Adam L. Silverman, PhD*
Baiji has fallen to "the rebels". The reporting is very unclear as to whether this means ISIL or the more tribal and more rural Sunnis and (non-exile) Shi'a that were the Awakenings and Sons of Iraq, as well as those that were also former Baathists or members of the Iraqi Army under Saddam Hussein. Regardless, the Government of Iraq no longer controls the refinery complex.
When I was deployed south and east of Baghdad in 2008 the Baiji refinery was producing much more heavy fuel oil than fuel for vehicles. It was being used to generate electricity, as well as as an industrial fuel. My understanding of this was that the manner in which the refining was being done produced significantly more heavy fuel oil than gasoline. If that is still the case, then the capture of the refinery not only impacts the Iraqis ability to fuel their cars and trucks, but also to generate electricity, cool their homes, and run a number of industrial activities.
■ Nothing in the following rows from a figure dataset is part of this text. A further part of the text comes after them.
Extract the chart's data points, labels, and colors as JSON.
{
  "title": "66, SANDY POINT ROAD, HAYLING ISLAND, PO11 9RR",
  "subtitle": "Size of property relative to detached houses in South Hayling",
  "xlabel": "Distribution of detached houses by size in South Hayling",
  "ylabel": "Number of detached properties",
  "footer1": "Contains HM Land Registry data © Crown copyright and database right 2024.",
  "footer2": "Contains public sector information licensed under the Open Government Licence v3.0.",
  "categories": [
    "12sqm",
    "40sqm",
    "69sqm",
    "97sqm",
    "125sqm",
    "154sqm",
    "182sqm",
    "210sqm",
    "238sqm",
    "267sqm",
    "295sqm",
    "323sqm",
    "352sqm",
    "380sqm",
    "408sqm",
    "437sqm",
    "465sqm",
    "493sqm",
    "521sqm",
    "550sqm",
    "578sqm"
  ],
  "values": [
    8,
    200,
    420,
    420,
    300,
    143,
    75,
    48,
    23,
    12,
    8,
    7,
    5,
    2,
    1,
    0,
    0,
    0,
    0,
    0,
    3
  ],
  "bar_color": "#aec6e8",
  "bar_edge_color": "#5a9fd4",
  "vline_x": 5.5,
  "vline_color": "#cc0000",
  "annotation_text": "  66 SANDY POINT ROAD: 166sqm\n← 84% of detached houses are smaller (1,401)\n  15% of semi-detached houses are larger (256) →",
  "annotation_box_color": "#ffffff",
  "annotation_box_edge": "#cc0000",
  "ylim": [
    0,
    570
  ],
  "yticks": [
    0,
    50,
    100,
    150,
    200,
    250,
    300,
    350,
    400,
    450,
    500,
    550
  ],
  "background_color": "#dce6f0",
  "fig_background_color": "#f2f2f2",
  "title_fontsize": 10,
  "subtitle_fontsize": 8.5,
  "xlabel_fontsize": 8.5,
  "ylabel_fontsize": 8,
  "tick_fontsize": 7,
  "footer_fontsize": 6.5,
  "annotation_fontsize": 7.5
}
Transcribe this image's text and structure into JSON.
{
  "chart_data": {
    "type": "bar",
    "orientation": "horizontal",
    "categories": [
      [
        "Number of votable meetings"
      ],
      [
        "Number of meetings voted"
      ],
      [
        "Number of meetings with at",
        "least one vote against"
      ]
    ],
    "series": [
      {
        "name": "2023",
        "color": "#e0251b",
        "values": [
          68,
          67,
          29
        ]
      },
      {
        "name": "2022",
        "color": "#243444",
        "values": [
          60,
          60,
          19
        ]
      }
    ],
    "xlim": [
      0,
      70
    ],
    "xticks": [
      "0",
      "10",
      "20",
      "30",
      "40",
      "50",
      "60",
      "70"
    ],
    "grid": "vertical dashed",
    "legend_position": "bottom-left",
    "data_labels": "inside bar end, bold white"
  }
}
Iraqis pump water through their irrigation canals for agriculture with electricity generated by burning heavy fuel oil, so the capture of Baiji could seriously impact Iraq's still struggling agricultural sector. Should that take a significant hit, then people will migrate to towns and cities looking for work. This will create further sectarian stress. It will also recreate the phenomenon of 2006 through 2009 where (usually) men would take money to either assist with building IEDs, emplacing them, and/or detonating them so they had money to feed their families. They were not necessarily anti-Iraqi government or against the Coalition Forces, just desparate and ripe for exploitation.
* Adam L. Silverman is the Cultural Advisor at the US Army War College. The views expressed here are his own and do not necessarily reflect those of the US Army War College and/or the US Army.